Le parti de droite populiste Démocrates Suédois est désormais au coude à coude avec les sociaux-démocrates au pouvoir dans les sondages d'opinion. Bien que vilipendé et diabolisé, le succès du parti représente un échec total du libéralisme face à la réalité.

Les Démocrates suédois, – qui étaient jusqu'à récemment considérés comme un parti marginal et raciste – sont maintenant en hausse dans les sondages. Une enquête auprès des électeurs, commandée par le journal Dagens Nyheter la semaine dernière, place le parti à 0,2 point de pourcentage des sociaux-démocrates de gauche du Premier ministre Stefan Lofven. De plus, les électeurs sont maintenant d'accord avec les politiques du parti sur les neuf points de son programme.

En ce qui concerne l'immigration, 43 % des électeurs sont du côté du parti et de son chef, Jimmie Akesson. Seuls 15 % sont en faveur de la politique de Lofven. De même, 31 % sont favorables à la position d'Akesson sur l'ordre public, contre 19 % pour Lofven.

La presse n'a pas facilité la montée en puissance d'Akesson. Pourtant, la plupart des médias n'ont pas réussi à dénicher des informations sur cet homme politique de 40 ans qui, comme la Française Marine Le Pen, a tenu à éloigner son parti de ses racines d'extrême droite et à présenter une image plus policée.

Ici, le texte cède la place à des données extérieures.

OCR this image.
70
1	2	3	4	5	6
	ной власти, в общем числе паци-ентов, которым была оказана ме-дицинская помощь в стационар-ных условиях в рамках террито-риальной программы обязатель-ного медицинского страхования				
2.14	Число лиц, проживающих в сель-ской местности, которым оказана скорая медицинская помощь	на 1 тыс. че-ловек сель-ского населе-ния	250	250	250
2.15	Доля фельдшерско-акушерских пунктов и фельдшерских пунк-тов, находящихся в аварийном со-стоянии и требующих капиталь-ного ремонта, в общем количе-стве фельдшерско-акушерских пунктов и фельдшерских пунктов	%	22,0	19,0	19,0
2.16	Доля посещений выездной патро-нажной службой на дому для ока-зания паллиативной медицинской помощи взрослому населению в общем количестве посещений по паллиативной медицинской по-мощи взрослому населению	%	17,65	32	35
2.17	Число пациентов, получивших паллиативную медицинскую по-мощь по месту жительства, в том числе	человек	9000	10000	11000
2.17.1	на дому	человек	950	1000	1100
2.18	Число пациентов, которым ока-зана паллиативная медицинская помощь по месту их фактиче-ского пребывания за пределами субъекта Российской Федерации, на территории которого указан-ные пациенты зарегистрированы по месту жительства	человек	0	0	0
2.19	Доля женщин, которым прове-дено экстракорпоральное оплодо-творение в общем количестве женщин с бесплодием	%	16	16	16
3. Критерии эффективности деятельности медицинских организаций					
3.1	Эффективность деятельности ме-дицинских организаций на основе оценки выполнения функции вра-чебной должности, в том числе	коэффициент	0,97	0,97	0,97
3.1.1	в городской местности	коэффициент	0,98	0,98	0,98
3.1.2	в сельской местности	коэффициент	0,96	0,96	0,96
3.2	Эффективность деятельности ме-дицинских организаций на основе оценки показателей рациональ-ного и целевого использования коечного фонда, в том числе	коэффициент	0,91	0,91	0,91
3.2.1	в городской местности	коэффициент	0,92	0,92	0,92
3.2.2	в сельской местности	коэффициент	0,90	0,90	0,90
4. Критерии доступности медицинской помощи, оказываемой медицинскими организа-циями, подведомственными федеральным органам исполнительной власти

Akesson a été attaqué par les médias pour avoir admis sa dépendance d’il y a quelques années au jeu en ligne, mais les électeurs n'y ont manifestement pas vu d'inconvénient. Les commentaires passés d'Akesson sur les parents homosexuels ont été déterrés par l'auteur Jonas Gardell pour un  article d'opinion très médiatisé il y a deux semaines ; cela n’a pas empêché les lecteurs du journal de lui donner leur vote une semaine plus tard. Le gentil musicien-Système et milliardaire Bono a même fait un spectacle en comparant Akesson à Hitler avant les élections de l’année dernière, sans résultat.

Il n'est pas difficile de trouver la vraie raison de la popularité d'Akesson. La Suède est en proie à une vague de criminalité. Les meurtres, les agressions, les viols, les menaces et le harcèlement sont tous montés en flèche depuis 2015, selon le Conseil de prévention de la criminalité du pays. Les infractions sexuelles en particulier ont triplé au cours des quatre dernières années, tandis que les meurtres et les homicides involontaires ont  plus que doublé

En outre, la Suède est devenue la capitale européenne des attaques à la  grenade à main. En 2018, 162 attaques de cette sorte été signalées à la police, et 93 ont été signalées au cours des cinq premiers mois de cette année, soit 30 de plus que pendant la même période en 2018. Le niveau des attaques est “extrême pour un pays qui n'est pas en guerre”, a déclaré l'année dernière à SVT le Commissaire à la Criminalité Gunnar Appelgren.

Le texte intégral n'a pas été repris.